Challenge times out on standalone mode reverse-proxied to different port

Thanks for the suggestion, but the HAProxy config is correct. The server directive does not accept paths. The URI path is passed directly to the backend (I'm not doing any rewriting).

The http://127.0.0.1:10443/ location is Certbot's standalone web server. If certbot's not running the location will result in a 503 error. There's nowhere for me to place a test file unless I can access certbot's web files or something.

1 Like

The Let's Debug Verbose output shows interesting results. See here

It's initial test to look for a test file fails with 503 (after a 301). But, the test that uses the Let's Encrypt staging system fails with a timeout.

When some source IP's can connect and others timeout it most often is related to a firewall blocking the IP's of Let's Encrypt servers.

4 Likes

Hmmm... following @rg305's line of thought, I modified my HAProxy config a little bit:

        use_backend letsencrypt if letsencrypt !{ hdr(host) -i darkvirtue.com }

This adds an exception for my base domain. I've put a test file there: https://darkvirtue.com/.well-known/acme-challenge/letsdebug-test

Viewing that file should return "Hello world"

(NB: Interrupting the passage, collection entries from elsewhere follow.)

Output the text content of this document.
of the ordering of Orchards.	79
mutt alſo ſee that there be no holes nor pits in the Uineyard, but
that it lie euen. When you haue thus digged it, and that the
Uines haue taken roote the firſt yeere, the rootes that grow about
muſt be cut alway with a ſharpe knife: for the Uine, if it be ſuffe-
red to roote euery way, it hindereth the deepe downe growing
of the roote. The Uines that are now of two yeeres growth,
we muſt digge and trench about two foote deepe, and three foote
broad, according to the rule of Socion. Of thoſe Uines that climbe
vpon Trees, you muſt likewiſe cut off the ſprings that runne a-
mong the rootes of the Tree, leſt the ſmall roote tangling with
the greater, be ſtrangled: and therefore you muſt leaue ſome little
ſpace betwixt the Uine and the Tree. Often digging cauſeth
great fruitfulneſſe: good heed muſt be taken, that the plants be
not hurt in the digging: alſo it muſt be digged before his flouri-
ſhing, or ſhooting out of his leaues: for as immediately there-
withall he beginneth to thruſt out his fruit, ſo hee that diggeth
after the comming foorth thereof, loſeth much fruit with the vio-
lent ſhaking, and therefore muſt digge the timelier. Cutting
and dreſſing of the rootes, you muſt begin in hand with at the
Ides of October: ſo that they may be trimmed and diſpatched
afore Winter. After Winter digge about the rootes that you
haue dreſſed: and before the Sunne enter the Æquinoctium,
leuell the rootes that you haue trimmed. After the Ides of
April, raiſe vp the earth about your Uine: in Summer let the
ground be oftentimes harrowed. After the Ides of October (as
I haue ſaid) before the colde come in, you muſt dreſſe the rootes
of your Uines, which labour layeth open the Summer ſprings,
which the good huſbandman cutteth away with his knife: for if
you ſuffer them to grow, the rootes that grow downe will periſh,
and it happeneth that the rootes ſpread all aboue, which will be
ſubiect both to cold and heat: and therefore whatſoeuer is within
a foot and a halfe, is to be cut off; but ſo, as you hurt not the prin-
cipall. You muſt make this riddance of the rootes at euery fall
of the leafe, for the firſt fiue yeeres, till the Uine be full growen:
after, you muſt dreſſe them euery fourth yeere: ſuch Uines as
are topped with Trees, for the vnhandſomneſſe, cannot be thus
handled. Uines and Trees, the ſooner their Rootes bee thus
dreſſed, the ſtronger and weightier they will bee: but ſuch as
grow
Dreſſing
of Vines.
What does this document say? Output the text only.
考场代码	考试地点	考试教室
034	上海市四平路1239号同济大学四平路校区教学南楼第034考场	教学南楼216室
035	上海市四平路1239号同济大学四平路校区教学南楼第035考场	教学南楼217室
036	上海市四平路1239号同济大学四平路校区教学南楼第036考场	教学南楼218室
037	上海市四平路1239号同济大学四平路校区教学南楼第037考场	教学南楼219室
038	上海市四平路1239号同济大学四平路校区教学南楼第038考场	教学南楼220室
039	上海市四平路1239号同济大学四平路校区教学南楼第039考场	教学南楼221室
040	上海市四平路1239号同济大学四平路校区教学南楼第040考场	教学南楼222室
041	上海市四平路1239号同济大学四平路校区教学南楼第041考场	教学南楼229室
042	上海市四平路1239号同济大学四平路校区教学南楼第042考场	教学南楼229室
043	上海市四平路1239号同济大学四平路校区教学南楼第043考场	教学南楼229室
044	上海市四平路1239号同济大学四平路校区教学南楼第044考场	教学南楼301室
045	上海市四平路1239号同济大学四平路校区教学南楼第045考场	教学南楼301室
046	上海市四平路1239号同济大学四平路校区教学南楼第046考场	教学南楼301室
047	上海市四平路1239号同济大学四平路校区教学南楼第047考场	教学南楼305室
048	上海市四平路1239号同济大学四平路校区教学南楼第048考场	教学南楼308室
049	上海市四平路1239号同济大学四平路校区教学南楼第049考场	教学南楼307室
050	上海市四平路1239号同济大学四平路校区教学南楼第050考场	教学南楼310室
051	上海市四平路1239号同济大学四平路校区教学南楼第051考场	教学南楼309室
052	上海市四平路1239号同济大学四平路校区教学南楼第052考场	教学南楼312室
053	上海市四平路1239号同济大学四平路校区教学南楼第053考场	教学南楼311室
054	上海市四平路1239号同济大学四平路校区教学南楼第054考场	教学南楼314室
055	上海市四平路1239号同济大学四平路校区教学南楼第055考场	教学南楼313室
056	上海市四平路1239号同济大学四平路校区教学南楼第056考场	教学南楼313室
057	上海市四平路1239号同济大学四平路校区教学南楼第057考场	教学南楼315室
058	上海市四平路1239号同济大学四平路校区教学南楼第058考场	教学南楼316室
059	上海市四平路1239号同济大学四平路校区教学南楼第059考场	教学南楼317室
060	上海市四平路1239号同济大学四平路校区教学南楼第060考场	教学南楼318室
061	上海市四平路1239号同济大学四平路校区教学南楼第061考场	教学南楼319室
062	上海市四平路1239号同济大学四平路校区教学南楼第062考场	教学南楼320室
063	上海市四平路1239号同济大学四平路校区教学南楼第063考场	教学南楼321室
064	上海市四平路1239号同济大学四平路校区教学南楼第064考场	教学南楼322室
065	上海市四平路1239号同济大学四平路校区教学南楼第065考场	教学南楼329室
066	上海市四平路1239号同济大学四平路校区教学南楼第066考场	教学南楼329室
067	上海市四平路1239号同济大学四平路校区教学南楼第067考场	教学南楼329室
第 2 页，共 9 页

curl https://darkvirtue.com/.well-known/acme-challenge/testfile
Hello world

curl -I https://darkvirtue.com/.well-known/acme-challenge/letsdebug-test
HTTP/2 200
date: Tue, 06 Dec 2022 21:50:16 GMT
<snip>

However, the debug tool still shows a connection timeout:

My firewall is set for ports 80 and 443 to be completely open. I'm running fail2ban, but no jails related to web traffic and no currently banned IPs.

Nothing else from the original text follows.